The issue in this project is "will optical coherence tomography angiography (OCT-A) become an alternative to fluorescein angiography (FA)?" Invasive ophthalmic examinations are accompanied by pain, contact, and photophobia. They may require contrast agents, be time-consuming, and involve biopsy. The development of improved or alternative approaches can make examinations minimally invasive. Moreover, improved test accuracy facilitates early detection of disease, which in turn reduces the need for invasive treatment. In particular, FA is a relatively invasive test that can lead to serious complications, although at a low frequency. In addition, the testing duration is long, and it is accompanied by pain associated with photophobia due to mydriasis and the establishment of a peripheral intravenous line. However, it is an essential test for the diagnosis and treatment of several retinal diseases. The developmental improvement and research on alternative tests are expected to contribute considerably to the development of ophthalmology.
OCT-A is a device that allows high-contrast retinal angiography without the need for contrast media, and it has been attracting attention as a minimally invasive alternative to FA. However, it is impossible to simply replace fluorescein fundus angiography with OCT-A even to this day, although commercial OCT-A devices were introduced 5 years ago. Compared with FA, whose scientific basis for the interpretation and determination of treatment and the findings on treatment efficacy have been well established for over half a century, those for OCT-A have not been well-established. Moreover, OCT-A is underdeveloped as a clinical device and has fatal drawbacks: the image quality is unstable, and it has quantitative instability, although quantitation is easy. We planned to improve the performance of OCT-A as a clinical device by elucidating about the items that need to be developed to facilitate its implementation as an alternative to FA.
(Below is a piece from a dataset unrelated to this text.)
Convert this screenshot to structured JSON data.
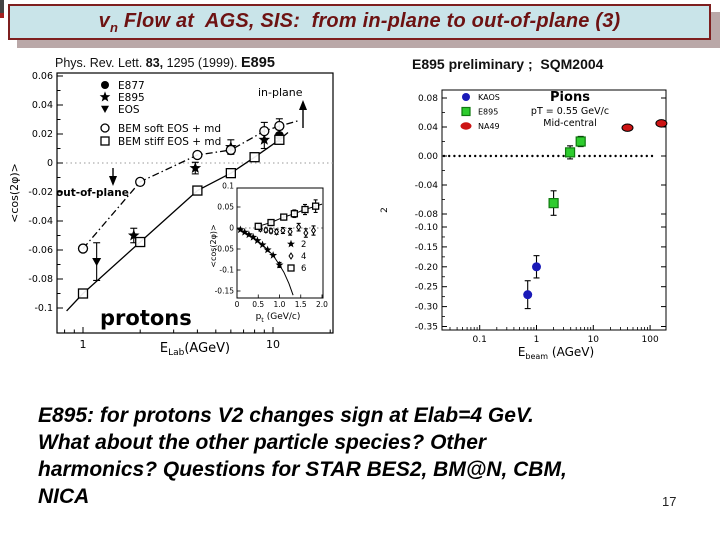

I. Basic study on vessel depictability of OCT-A
The method for depicting blood vessels is completely different from that used in FA. Although the theoretical part is understood, there have been no reports on direct observations of how blood flow signal depicted by image processing corresponds to the actual microcirculation dynamics; therefore, this remains unknown. With respect to future growth, it is important to understand why it can or cannot depict images during direct visualization of microcirculation. This area of depictability needs to be demystified because it cannot be avoided and has indeed been a black box for an extensive period of time. The movement of blood cells was visualized using an adaptive optical scanning laser ophthalmoscope, and the effects of blood cell density and flowing blood cell types on OCT-A depictability were verified at a cellular level.
II. Study on high-quality imaging
One of the major problems with OCT-A, which is reconstructed from a volume scan, is the stabilization of image quality. We examined the effects of high-quality imaging on quantitative evaluation using signal averaging and artificial intelligence (AI).
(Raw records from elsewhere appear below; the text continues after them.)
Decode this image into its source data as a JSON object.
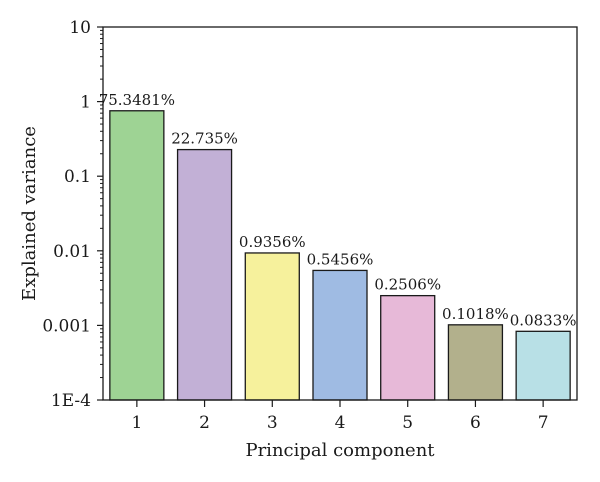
{
  "chart_data": {
    "type": "bar",
    "xlabel": "Principal component",
    "ylabel": "Explained variance",
    "yscale": "log",
    "ylim": [
      0.0001,
      10
    ],
    "yticks": [
      "1E-4",
      "0.001",
      "0.01",
      "0.1",
      "1",
      "10"
    ],
    "categories": [
      "1",
      "2",
      "3",
      "4",
      "5",
      "6",
      "7"
    ],
    "values": [
      0.753481,
      0.22735,
      0.009356,
      0.005456,
      0.002506,
      0.001018,
      0.000833
    ],
    "data_labels": [
      "75.3481%",
      "22.735%",
      "0.9356%",
      "0.5456%",
      "0.2506%",
      "0.1018%",
      "0.0833%"
    ],
    "bar_colors": [
      "#9ed394",
      "#c2b0d6",
      "#f6f19c",
      "#9fbbe3",
      "#e7b9d8",
      "#b2b08c",
      "#b8e0e6"
    ],
    "grid": false,
    "legend": "none"
  }
}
III. Study on wide-angle imaging
The narrowness of the angle of view of OCT-A has been a problem. In recent years, the angle of view has been increasing. However, there has been a trade-off between the angle of view and image quality, and it has been highlighted that a wide angle of view leads to a decrease in image quality. We investigated the extent to which the ocular fundus can be captured using OCT-A and how clinically useful it is.
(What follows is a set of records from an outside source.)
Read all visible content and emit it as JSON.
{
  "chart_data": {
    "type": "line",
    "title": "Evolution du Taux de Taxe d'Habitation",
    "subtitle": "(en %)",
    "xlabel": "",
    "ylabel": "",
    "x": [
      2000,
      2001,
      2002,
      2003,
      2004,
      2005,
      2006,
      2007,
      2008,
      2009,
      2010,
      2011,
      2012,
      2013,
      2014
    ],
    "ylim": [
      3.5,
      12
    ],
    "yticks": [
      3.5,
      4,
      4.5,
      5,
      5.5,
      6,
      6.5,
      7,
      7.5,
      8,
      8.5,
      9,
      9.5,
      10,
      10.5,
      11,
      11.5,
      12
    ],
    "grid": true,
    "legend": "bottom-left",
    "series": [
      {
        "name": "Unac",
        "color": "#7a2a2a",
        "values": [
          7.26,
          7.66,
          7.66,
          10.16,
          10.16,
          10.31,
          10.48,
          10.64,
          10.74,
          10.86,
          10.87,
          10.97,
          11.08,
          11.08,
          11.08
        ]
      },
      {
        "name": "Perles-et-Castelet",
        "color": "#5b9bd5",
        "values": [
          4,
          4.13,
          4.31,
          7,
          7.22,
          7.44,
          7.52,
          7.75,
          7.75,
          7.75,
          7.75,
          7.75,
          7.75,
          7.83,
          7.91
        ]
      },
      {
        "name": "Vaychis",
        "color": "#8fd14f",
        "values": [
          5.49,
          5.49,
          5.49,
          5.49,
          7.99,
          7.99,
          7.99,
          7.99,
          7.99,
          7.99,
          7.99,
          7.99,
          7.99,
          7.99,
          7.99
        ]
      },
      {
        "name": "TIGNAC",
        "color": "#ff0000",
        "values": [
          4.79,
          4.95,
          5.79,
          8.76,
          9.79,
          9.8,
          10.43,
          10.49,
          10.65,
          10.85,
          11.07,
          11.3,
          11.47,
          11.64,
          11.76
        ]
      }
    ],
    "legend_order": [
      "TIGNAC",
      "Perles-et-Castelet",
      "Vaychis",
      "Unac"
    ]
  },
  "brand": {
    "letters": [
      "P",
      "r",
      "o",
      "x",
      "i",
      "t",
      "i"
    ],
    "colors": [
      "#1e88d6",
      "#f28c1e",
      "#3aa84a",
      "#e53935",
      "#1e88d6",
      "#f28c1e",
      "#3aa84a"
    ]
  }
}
IV. A study on the advantages of OCT-A over FA
Although it is expected to be an alternative to FA, the major advantage of OCT-A is that it can be used to obtain information that is difficult to obtain with FA, which is a major reason why OCT-A has been drawing attention. We investigated the visualization and quantitative evaluation of the anterior segment and choriocapillaris by OCT-A.
Nippon Ganka Gakkai Zasshi (J Jpn Ophthalmol Soc) 126: 298-325,2022.